After 74 Years, a World War II Marine Comes Home

It’s a remarkable and very American story. A family with a service member missing in action is haunted with the matter being unsettled or unfinished. Rarely does the family get the fallen soldier’s remains returned decades later. But that’s exactly what happened to Gerry Murphy, former CEO of WANADA, when his Uncle Richard’s remains were positively identified 74 years later.

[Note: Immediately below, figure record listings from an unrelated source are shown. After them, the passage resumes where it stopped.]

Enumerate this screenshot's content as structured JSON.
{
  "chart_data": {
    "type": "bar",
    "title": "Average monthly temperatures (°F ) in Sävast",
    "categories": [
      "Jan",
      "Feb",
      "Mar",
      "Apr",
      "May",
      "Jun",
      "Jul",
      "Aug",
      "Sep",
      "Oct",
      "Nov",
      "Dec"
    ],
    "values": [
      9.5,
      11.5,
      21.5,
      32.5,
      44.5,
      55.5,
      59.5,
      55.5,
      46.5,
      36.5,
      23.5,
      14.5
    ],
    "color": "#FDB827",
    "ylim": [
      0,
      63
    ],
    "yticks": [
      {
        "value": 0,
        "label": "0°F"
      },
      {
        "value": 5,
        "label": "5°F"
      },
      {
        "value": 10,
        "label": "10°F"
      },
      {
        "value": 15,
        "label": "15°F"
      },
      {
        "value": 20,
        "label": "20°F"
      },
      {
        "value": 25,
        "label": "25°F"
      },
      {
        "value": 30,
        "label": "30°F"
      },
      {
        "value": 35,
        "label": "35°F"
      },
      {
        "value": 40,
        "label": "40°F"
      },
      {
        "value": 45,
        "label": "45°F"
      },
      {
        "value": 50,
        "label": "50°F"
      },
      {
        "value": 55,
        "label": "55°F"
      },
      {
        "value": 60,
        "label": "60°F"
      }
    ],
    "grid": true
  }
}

Murphy’s uncle Richard, a Marine Corps war correspondent, went MIA at age 26 in 1944 at the Battle of Siapan in the Pacific during the U.S. conflict with Japan in World War II. Fellow Marine eye witnesses said StfSgt Richard J. Murphy, Jr. went missing, and presumably was killed, when the invasion force of which he was a part came under severe enemy fire as it approached the beach at Siapan. When the amphibious vehicle Richard was in became disabled and the troops abandoned ship, Richard stayed back to assist a wounded comrade; shortly thereafter, the craft, with Richard and the other man still on board, was shelled by the enemy and blown up. Neither man was ever seen again.

Gerry Murphy said he, his sister and five cousins all felt as if they knew their Uncle Richard, though none had ever met him since he went MIA in the war before any of them were born. “We were all very proud of our Uncle Richard for the heroism he displayed, being killed in action as he attempted to help a fellow Marine,” said Murphy. “We felt Richard was part of the many family occasions we enjoyed over the years from the rich stories our parents and grandparents shared about him,” he said.

What made it harder for the Murphy family when Richard was killed was that his remains were not recovered. But that all changed last year when the remains were recovered. With 21st Century technology and the dedicated collaboration of veteran advocacy groups from Japan and the U.S., Richard Murphy’s remains were positively identified, matching dental records with those of an unknown soldier interred in an MIA grave in the American Cemetery in Manilla, and later corroborated with DNA samples provided by Gerry Murphy and his cousins when the MIA remains were ultimately disinterred.

“So there we were, getting Uncle Richard back at long last,” said Murphy. “And we did what any good family named Murphy would do: We had an Irish wake and full-fledged Catholic funeral for him.” And, indeed, a full-fledged funeral it was earlier this month, from the U.S. Marine Honor Guard, 21gun salute, and Taps to the bagpiper playing Amazing Grace on the hill overlooking the Murphy plot at Gate of Heaven Cemetery in Silver Spring, Md.

“We buried Uncle Richard in the Murphy plot, next to his mother, my grandmother, Mollie, not far away from my folks, Mike and Marguerite,” said Gerry Murphy.

“I’m especially glad, too, that we got Dad’s ‘kid brother’ home after all these years,” said Murphy, reflecting on the strong bond he remembered his father, Mike, saying he had with brother Richard. And the final thought from Richard’s nephew, Gerry: “If I don’t go down in a plane crash or otherwise go missing, they’ll one day bury Jackie and me next to Uncle Richard, and that’s really cool.”